In Higher Ed, “Hottie” Profs Out Earn Others. What Does This Imply About Adjuncts?

From the Toronto Globe and Mail.

There’s lots of evidence that, in general, good looking people earn higher salaries. But why would hotness pay in academia? A professor’s salary is largely determined by what he or she teaches (Engineering pays better than English), rank (full professors earn more than associates or assistants), where he or she teaches, and his or her research productivity.

Yes, being good looking might make it easier to get an academic job in the first place. But surely, once a person has an academic job, intellectual ability – the ability to do original research – matters more than looks?

Indeed we found that female professors rated as “hot” by their students earn no more – and might even earn less – than the “not.” We included controls for age and a host of other factors, so our results are not due to the fact that that younger women are simultaneously more junior and more likely to be rated hot.

Other research has found that women who are more demanding in negotiations are rated as less attractive.

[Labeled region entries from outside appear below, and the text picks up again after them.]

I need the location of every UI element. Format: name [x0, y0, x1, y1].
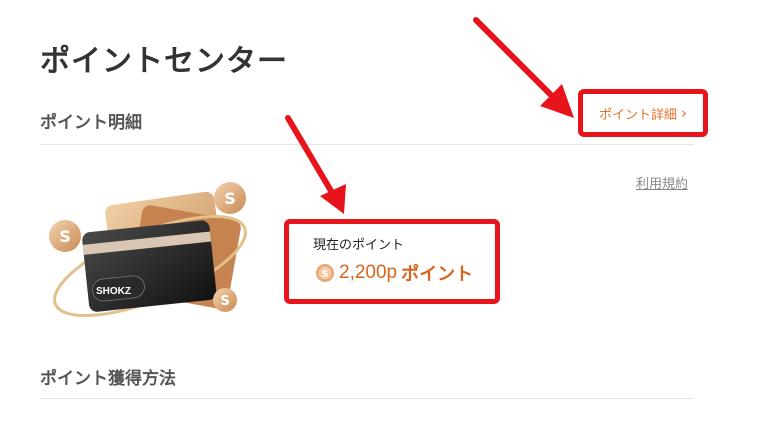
section-title-points-detail: ポイント明細 [40, 113, 142, 133]
coin-icon: S [213, 288, 237, 312]
current-points-box: 現在のポイント S 2,200p ポイント [284, 219, 500, 304]
points-unit: ポイント [401, 264, 474, 285]
points-detail-link[interactable]: ポイント詳細 › [578, 89, 708, 137]
points-amount: 2,200p [339, 262, 398, 283]
annotation-arrow [285, 115, 346, 214]
current-points-value: S 2,200p ポイント [315, 260, 473, 286]
points-card-illustration: SHOKZ S S S [49, 182, 247, 318]
svg-text:S: S [224, 189, 236, 208]
svg-text:S: S [59, 227, 71, 246]
svg-text:S: S [220, 294, 229, 309]
coin-icon: S [49, 220, 81, 252]
points-detail-link-label: ポイント詳細 [598, 107, 677, 123]
coin-icon: S [316, 264, 334, 282]
svg-text:S: S [321, 269, 328, 280]
current-points-label: 現在のポイント [313, 238, 405, 253]
page-title: ポイントセンター [40, 44, 288, 79]
card-brand: SHOKZ [96, 286, 131, 297]
coin-icon: S [214, 182, 246, 214]
section-title-earn-methods: ポイント獲得方法 [40, 369, 176, 389]
divider [40, 398, 694, 399]
terms-link[interactable]: 利用規約 [636, 173, 688, 192]
annotation-arrow [473, 17, 574, 118]
chevron-right-icon: › [681, 104, 687, 122]
divider [40, 144, 694, 145]
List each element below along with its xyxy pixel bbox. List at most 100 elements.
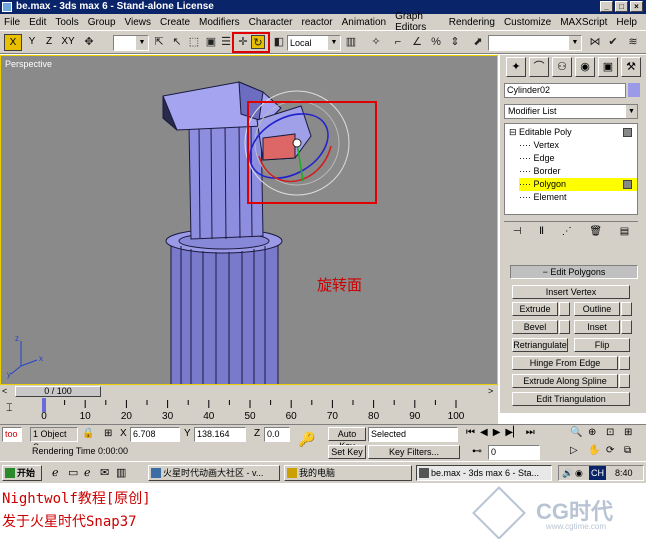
selected-dropdown[interactable]: Selected bbox=[368, 427, 458, 442]
manipulate-icon[interactable]: ✧ bbox=[369, 35, 383, 49]
named-selection-icon[interactable]: ⬈ bbox=[471, 35, 485, 49]
make-unique-icon[interactable]: ⋰ bbox=[562, 226, 572, 237]
spinner-snap-icon[interactable]: ⇕ bbox=[448, 35, 462, 49]
motion-tab-icon[interactable]: ◉ bbox=[575, 57, 595, 77]
stack-item-border[interactable]: ···· Border bbox=[519, 165, 635, 178]
layer-icon[interactable]: ≋ bbox=[626, 35, 640, 49]
hierarchy-tab-icon[interactable]: ⚇ bbox=[552, 57, 572, 77]
select-by-name-icon[interactable]: ☰ bbox=[219, 35, 233, 49]
y-coord-field[interactable]: 138.164 bbox=[194, 427, 246, 442]
next-frame-icon[interactable]: ▶▏ bbox=[505, 427, 520, 442]
snap-icon[interactable]: ✥ bbox=[82, 35, 96, 49]
absolute-mode-icon[interactable]: ⊞ bbox=[104, 428, 112, 439]
menu-animation[interactable]: Animation bbox=[342, 17, 386, 28]
perspective-viewport[interactable]: Perspective 旋转面 z x y bbox=[0, 55, 498, 385]
show-end-result-icon[interactable]: Ⅱ bbox=[539, 226, 544, 237]
menu-help[interactable]: Help bbox=[616, 17, 637, 28]
retriangulate-button[interactable]: Retriangulate bbox=[512, 338, 568, 352]
axis-z-button[interactable]: Z bbox=[41, 34, 57, 51]
configure-sets-icon[interactable]: ▤ bbox=[620, 226, 629, 237]
go-to-end-icon[interactable]: ⏭ bbox=[526, 427, 535, 442]
edit-polygons-header[interactable]: − Edit Polygons bbox=[510, 265, 638, 279]
object-name-field[interactable]: Cylinder02 bbox=[504, 83, 626, 98]
menu-tools[interactable]: Tools bbox=[55, 17, 78, 28]
zoom-all-icon[interactable]: ⊕ bbox=[588, 427, 604, 443]
maximize-button[interactable]: □ bbox=[615, 1, 628, 12]
start-button[interactable]: 开始 bbox=[2, 465, 42, 481]
taskbar-browser[interactable]: 火星时代动画大社区 - v... bbox=[148, 465, 280, 481]
stack-item-polygon[interactable]: ···· Polygon bbox=[519, 178, 637, 191]
menu-edit[interactable]: Edit bbox=[29, 17, 46, 28]
minimize-button[interactable]: _ bbox=[600, 1, 613, 12]
network-icon[interactable]: ◉ bbox=[575, 466, 583, 480]
quicklaunch-ie2-icon[interactable]: ℯ bbox=[84, 466, 91, 479]
pivot-icon[interactable]: ▥ bbox=[344, 35, 358, 49]
arc-rotate-icon[interactable]: ⟳ bbox=[606, 445, 622, 461]
modifier-list-dropdown[interactable]: Modifier List ▼ bbox=[504, 104, 638, 119]
stack-item-vertex[interactable]: ···· Vertex bbox=[519, 139, 635, 152]
align-icon[interactable]: ✔ bbox=[606, 35, 620, 49]
hinge-from-edge-button[interactable]: Hinge From Edge bbox=[512, 356, 618, 370]
lock-selection-icon[interactable]: 🔒 bbox=[82, 428, 94, 439]
track-bar[interactable]: ⌶ 0 10 20 30 40 50 60 70 80 90 100 bbox=[0, 398, 498, 424]
insert-vertex-button[interactable]: Insert Vertex bbox=[512, 285, 630, 299]
quicklaunch-max-icon[interactable]: ▥ bbox=[116, 466, 126, 479]
inset-button[interactable]: Inset bbox=[574, 320, 620, 334]
auto-key-button[interactable]: Auto Key bbox=[328, 427, 366, 451]
inset-settings-icon[interactable] bbox=[621, 320, 632, 334]
select-link-icon[interactable]: ⇱ bbox=[152, 35, 166, 49]
play-icon[interactable]: ▶ bbox=[493, 427, 501, 442]
menu-modifiers[interactable]: Modifiers bbox=[199, 17, 240, 28]
extrude-settings-icon[interactable] bbox=[559, 302, 570, 316]
percent-snap-icon[interactable]: % bbox=[429, 35, 443, 49]
maxscript-listener[interactable]: too bbox=[2, 427, 22, 442]
zoom-extents-all-icon[interactable]: ⊞ bbox=[624, 427, 640, 443]
menu-create[interactable]: Create bbox=[160, 17, 190, 28]
quicklaunch-outlook-icon[interactable]: ✉ bbox=[100, 466, 109, 479]
scale-icon[interactable]: ◧ bbox=[272, 35, 286, 49]
axis-x-button-icon[interactable]: X bbox=[4, 34, 22, 51]
menu-reactor[interactable]: reactor bbox=[302, 17, 333, 28]
key-icon[interactable]: 🔑 bbox=[298, 431, 315, 448]
prev-frame-icon[interactable]: ◀ bbox=[480, 427, 488, 442]
bevel-button[interactable]: Bevel bbox=[512, 320, 558, 334]
menu-character[interactable]: Character bbox=[249, 17, 293, 28]
x-coord-field[interactable]: 6.708 bbox=[130, 427, 180, 442]
stack-item-element[interactable]: ···· Element bbox=[519, 191, 635, 204]
key-filters-button[interactable]: Key Filters... bbox=[368, 445, 460, 459]
create-tab-icon[interactable]: ✦ bbox=[506, 57, 526, 77]
quicklaunch-ie-icon[interactable]: ℯ bbox=[52, 466, 59, 479]
utilities-tab-icon[interactable]: ⚒ bbox=[621, 57, 641, 77]
hinge-settings-icon[interactable] bbox=[619, 356, 630, 370]
remove-modifier-icon[interactable]: 🗑 bbox=[589, 226, 602, 237]
named-selection-dropdown[interactable]: ▼ bbox=[488, 35, 582, 51]
menu-group[interactable]: Group bbox=[88, 17, 116, 28]
stack-item-edge[interactable]: ···· Edge bbox=[519, 152, 635, 165]
go-to-start-icon[interactable]: ⏮ bbox=[466, 427, 475, 442]
region-select-icon[interactable]: ⬚ bbox=[187, 35, 201, 49]
extrude-along-spline-button[interactable]: Extrude Along Spline bbox=[512, 374, 618, 388]
quicklaunch-desktop-icon[interactable]: ▭ bbox=[68, 466, 78, 479]
taskbar-my-computer[interactable]: 我的电脑 bbox=[284, 465, 412, 481]
display-tab-icon[interactable]: ▣ bbox=[598, 57, 618, 77]
stack-item-editable-poly[interactable]: ⊟ Editable Poly bbox=[509, 126, 637, 139]
flip-button[interactable]: Flip bbox=[574, 338, 630, 352]
modify-tab-icon[interactable]: ⌒ bbox=[529, 57, 549, 77]
close-button[interactable]: × bbox=[630, 1, 643, 12]
set-key-button[interactable]: Set Key bbox=[328, 445, 366, 459]
time-next-icon[interactable]: > bbox=[488, 386, 493, 396]
maximize-viewport-icon[interactable]: ⧉ bbox=[624, 445, 640, 461]
select-object-icon[interactable]: ↖ bbox=[170, 35, 184, 49]
bevel-settings-icon[interactable] bbox=[559, 320, 570, 334]
angle-snap-icon[interactable]: ∠ bbox=[410, 35, 424, 49]
zoom-icon[interactable]: 🔍 bbox=[570, 427, 586, 443]
window-crossing-icon[interactable]: ▣ bbox=[204, 35, 218, 49]
menu-customize[interactable]: Customize bbox=[504, 17, 551, 28]
taskbar-3dsmax[interactable]: be.max - 3ds max 6 - Sta... bbox=[416, 465, 552, 481]
edit-triangulation-button[interactable]: Edit Triangulation bbox=[512, 392, 630, 406]
axis-y-button[interactable]: Y bbox=[24, 34, 40, 51]
outline-button[interactable]: Outline bbox=[574, 302, 620, 316]
extrude-spline-settings-icon[interactable] bbox=[619, 374, 630, 388]
zoom-extents-icon[interactable]: ⊡ bbox=[606, 427, 622, 443]
extrude-button[interactable]: Extrude bbox=[512, 302, 558, 316]
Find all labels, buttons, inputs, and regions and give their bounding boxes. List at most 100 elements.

Perhaps the personality traits that prompt a woman to negotiate a higher salary just aren’t seen as sexy in the classroom.

For men, however, we found a startlingly high pay-off to hotness. True, not many male professors are rated as hot, but those that are, earn much more. Controlling for age, rank, university, and research productivity, hot male economics professors are almost 20 per cent more likely to be earning more than $100,000 a year. Conditional upon earning more than $100,000 a year, being hot increases a male professor’s predicted salary by more than $3,000.

We do not know exactly why hot male professors earn more. One possibility is hot men are those who are more assertive, and this leads to successful salary negotiations.

Another possible explanation comes from the comments students write on ratemyprofessors.com. “I absolutely loved Professor ____. He’s one of the busiest people in the Economics department and yet he never sees it as an inconvenience to do what he can to help,” or he’s a “a semi-retired superman.”

Perhaps hot professors earn more because charisma, likeability, and good organizational skills are rewarded in the labour market.

So can I just say it? Can I? What does all of this have to say about poorly paid faculty off the tenure-track? Are the majority of adjuncts lacking in, well, hotness? Or, within the ranks of faculty off the tenure-track, does the same rule apply? Is that good looking babe who teaches Intro. Comp. earning a few hundred per course more than you just because she looks great in a tight skirt and stiletto heels? Either way, it appears as though if you want that job on the tenure-track, and a fatter paycheck than the guy in the office next to yours, you’d better start going to the gym, get a better haircut, and pay much closer attention to how you dress and look.